(New York) Secret credit lines, hidden losses, fake accounts: the co-founder of the FTX platform lifted the veil on Friday on the financial acrobatics of the former cryptocurrency idol, Sam Bankman-Fried, which ultimately led him to his loss.

Co-founder of FTX with “SBF”, Zixiao “Gary” Wang was its technical manager at the time of its bankruptcy in November 2022. Indicted by the courts, just like Sam Bankman-Fried, he pleaded guilty to four counts of accusation and agreed to cooperate with the federal prosecutor in Manhattan.

He is the first major witness to appear at his former partner’s trial, which began Tuesday in New York and could last six weeks.

Sam Bankman-Fried is accused of having diverted, without their knowledge, funds of clients of the cryptocurrency exchange platform to finance risky investments of the hedge fund Alameda Research, which he controlled, but also to buy real estate in the Bahamas.

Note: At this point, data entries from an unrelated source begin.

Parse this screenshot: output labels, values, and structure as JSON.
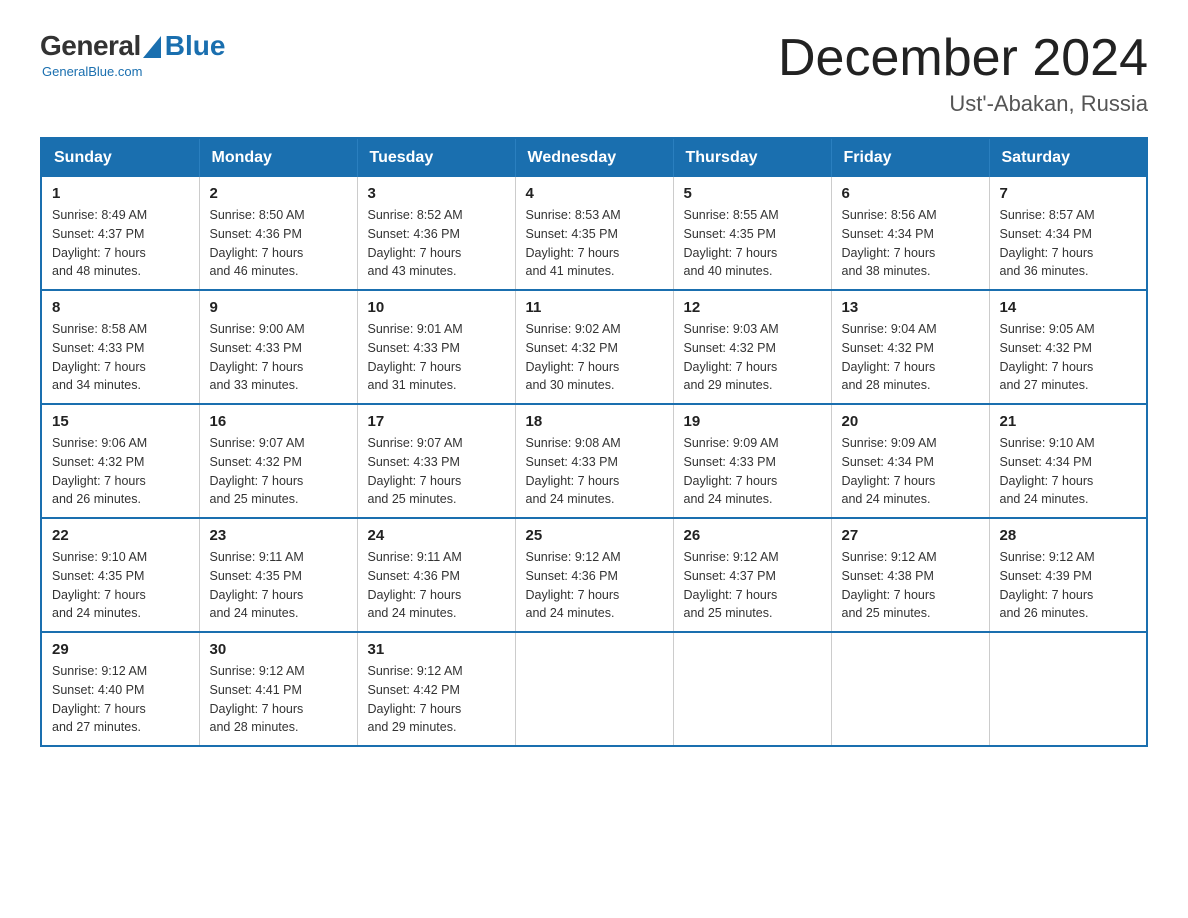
{
  "header": {
    "logo": {
      "general": "General",
      "blue": "Blue",
      "tagline": "GeneralBlue.com"
    },
    "title": "December 2024",
    "location": "Ust'-Abakan, Russia"
  },
  "days_of_week": [
    "Sunday",
    "Monday",
    "Tuesday",
    "Wednesday",
    "Thursday",
    "Friday",
    "Saturday"
  ],
  "weeks": [
    [
      {
        "day": "1",
        "sunrise": "Sunrise: 8:49 AM",
        "sunset": "Sunset: 4:37 PM",
        "daylight": "Daylight: 7 hours",
        "daylight2": "and 48 minutes."
      },
      {
        "day": "2",
        "sunrise": "Sunrise: 8:50 AM",
        "sunset": "Sunset: 4:36 PM",
        "daylight": "Daylight: 7 hours",
        "daylight2": "and 46 minutes."
      },
      {
        "day": "3",
        "sunrise": "Sunrise: 8:52 AM",
        "sunset": "Sunset: 4:36 PM",
        "daylight": "Daylight: 7 hours",
        "daylight2": "and 43 minutes."
      },
      {
        "day": "4",
        "sunrise": "Sunrise: 8:53 AM",
        "sunset": "Sunset: 4:35 PM",
        "daylight": "Daylight: 7 hours",
        "daylight2": "and 41 minutes."
      },
      {
        "day": "5",
        "sunrise": "Sunrise: 8:55 AM",
        "sunset": "Sunset: 4:35 PM",
        "daylight": "Daylight: 7 hours",
        "daylight2": "and 40 minutes."
      },
      {
        "day": "6",
        "sunrise": "Sunrise: 8:56 AM",
        "sunset": "Sunset: 4:34 PM",
        "daylight": "Daylight: 7 hours",
        "daylight2": "and 38 minutes."
      },
      {
        "day": "7",
        "sunrise": "Sunrise: 8:57 AM",
        "sunset": "Sunset: 4:34 PM",
        "daylight": "Daylight: 7 hours",
        "daylight2": "and 36 minutes."
      }
    ],
    [
      {
        "day": "8",
        "sunrise": "Sunrise: 8:58 AM",
        "sunset": "Sunset: 4:33 PM",
        "daylight": "Daylight: 7 hours",
        "daylight2": "and 34 minutes."
      },
      {
        "day": "9",
        "sunrise": "Sunrise: 9:00 AM",
        "sunset": "Sunset: 4:33 PM",
        "daylight": "Daylight: 7 hours",
        "daylight2": "and 33 minutes."
      },
      {
        "day": "10",
        "sunrise": "Sunrise: 9:01 AM",
        "sunset": "Sunset: 4:33 PM",
        "daylight": "Daylight: 7 hours",
        "daylight2": "and 31 minutes."
      },
      {
        "day": "11",
        "sunrise": "Sunrise: 9:02 AM",
        "sunset": "Sunset: 4:32 PM",
        "daylight": "Daylight: 7 hours",
        "daylight2": "and 30 minutes."
      },
      {
        "day": "12",
        "sunrise": "Sunrise: 9:03 AM",
        "sunset": "Sunset: 4:32 PM",
        "daylight": "Daylight: 7 hours",
        "daylight2": "and 29 minutes."
      },
      {
        "day": "13",
        "sunrise": "Sunrise: 9:04 AM",
        "sunset": "Sunset: 4:32 PM",
        "daylight": "Daylight: 7 hours",
        "daylight2": "and 28 minutes."
      },
      {
        "day": "14",
        "sunrise": "Sunrise: 9:05 AM",
        "sunset": "Sunset: 4:32 PM",
        "daylight": "Daylight: 7 hours",
        "daylight2": "and 27 minutes."
      }
    ],
    [
      {
        "day": "15",
        "sunrise": "Sunrise: 9:06 AM",
        "sunset": "Sunset: 4:32 PM",
        "daylight": "Daylight: 7 hours",
        "daylight2": "and 26 minutes."
      },
      {
        "day": "16",
        "sunrise": "Sunrise: 9:07 AM",
        "sunset": "Sunset: 4:32 PM",
        "daylight": "Daylight: 7 hours",
        "daylight2": "and 25 minutes."
      },
      {
        "day": "17",
        "sunrise": "Sunrise: 9:07 AM",
        "sunset": "Sunset: 4:33 PM",
        "daylight": "Daylight: 7 hours",
        "daylight2": "and 25 minutes."
      },
      {
        "day": "18",
        "sunrise": "Sunrise: 9:08 AM",
        "sunset": "Sunset: 4:33 PM",
        "daylight": "Daylight: 7 hours",
        "daylight2": "and 24 minutes."
      },
      {
        "day": "19",
        "sunrise": "Sunrise: 9:09 AM",
        "sunset": "Sunset: 4:33 PM",
        "daylight": "Daylight: 7 hours",
        "daylight2": "and 24 minutes."
      },
      {
        "day": "20",
        "sunrise": "Sunrise: 9:09 AM",
        "sunset": "Sunset: 4:34 PM",
        "daylight": "Daylight: 7 hours",
        "daylight2": "and 24 minutes."
      },
      {
        "day": "21",
        "sunrise": "Sunrise: 9:10 AM",
        "sunset": "Sunset: 4:34 PM",
        "daylight": "Daylight: 7 hours",
        "daylight2": "and 24 minutes."
      }
    ],
    [
      {
        "day": "22",
        "sunrise": "Sunrise: 9:10 AM",
        "sunset": "Sunset: 4:35 PM",
        "daylight": "Daylight: 7 hours",
        "daylight2": "and 24 minutes."
      },
      {
        "day": "23",
        "sunrise": "Sunrise: 9:11 AM",
        "sunset": "Sunset: 4:35 PM",
        "daylight": "Daylight: 7 hours",
        "daylight2": "and 24 minutes."
      },
      {
        "day": "24",
        "sunrise": "Sunrise: 9:11 AM",
        "sunset": "Sunset: 4:36 PM",
        "daylight": "Daylight: 7 hours",
        "daylight2": "and 24 minutes."
      },
      {
        "day": "25",
        "sunrise": "Sunrise: 9:12 AM",
        "sunset": "Sunset: 4:36 PM",
        "daylight": "Daylight: 7 hours",
        "daylight2": "and 24 minutes."
      },
      {
        "day": "26",
        "sunrise": "Sunrise: 9:12 AM",
        "sunset": "Sunset: 4:37 PM",
        "daylight": "Daylight: 7 hours",
        "daylight2": "and 25 minutes."
      },
      {
        "day": "27",
        "sunrise": "Sunrise: 9:12 AM",
        "sunset": "Sunset: 4:38 PM",
        "daylight": "Daylight: 7 hours",
        "daylight2": "and 25 minutes."
      },
      {
        "day": "28",
        "sunrise": "Sunrise: 9:12 AM",
        "sunset": "Sunset: 4:39 PM",
        "daylight": "Daylight: 7 hours",
        "daylight2": "and 26 minutes."
      }
    ],
    [
      {
        "day": "29",
        "sunrise": "Sunrise: 9:12 AM",
        "sunset": "Sunset: 4:40 PM",
        "daylight": "Daylight: 7 hours",
        "daylight2": "and 27 minutes."
      },
      {
        "day": "30",
        "sunrise": "Sunrise: 9:12 AM",
        "sunset": "Sunset: 4:41 PM",
        "daylight": "Daylight: 7 hours",
        "daylight2": "and 28 minutes."
      },
      {
        "day": "31",
        "sunrise": "Sunrise: 9:12 AM",
        "sunset": "Sunset: 4:42 PM",
        "daylight": "Daylight: 7 hours",
        "daylight2": "and 29 minutes."
      },
      null,
      null,
      null,
      null
    ]
  ]
}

Gary Wang on Friday portrayed a character willing to break the law and lie to enable FTX and Alameda to post sustained growth and profits.

As early as 2019, a few months after the creation of FTX, “SBF” had the operating software modified to allow Alameda to borrow on the platform, which only a handful of clients were authorized to do, in limited amounts.

This modification was not communicated to the general public, nor to customers or investors, said Gary Wang, whose sentence, which has not yet been pronounced, should be reduced because of his collaboration with the Public minister.

“The clients did not give us permission to use this money for other purposes,” explained this computer scientist whose fortune, estimated at $4.6 billion before the FTX crash, has soared , just like that of “SBF”.

To make matters worse, Sam Bankman-Fried claimed to journalists and investors that “Alameda was treated like any other broker” on the platform, according to Gary Wang.

The limit set on this line of credit granted to Alameda was gradually increased, ultimately reaching the astronomical amount of $65 billion.

At the time of FTX’s bankruptcy, some eight billion dollars belonging to the platform’s customers were missing, borrowed by Alameda, which was unable to repay them.

Sam Bankman-Fried had, moreover, placed this debt in a false account created in the name of a fictitious person, according to the co-founder of the platform.

Gary Wang also stated that Sam Bankman-Fried had, on several occasions, requested that customer losses, the amount of which exceeded their assets, be absorbed by Alameda, to hide these transactions from the general public and not to degrade the image from FTX.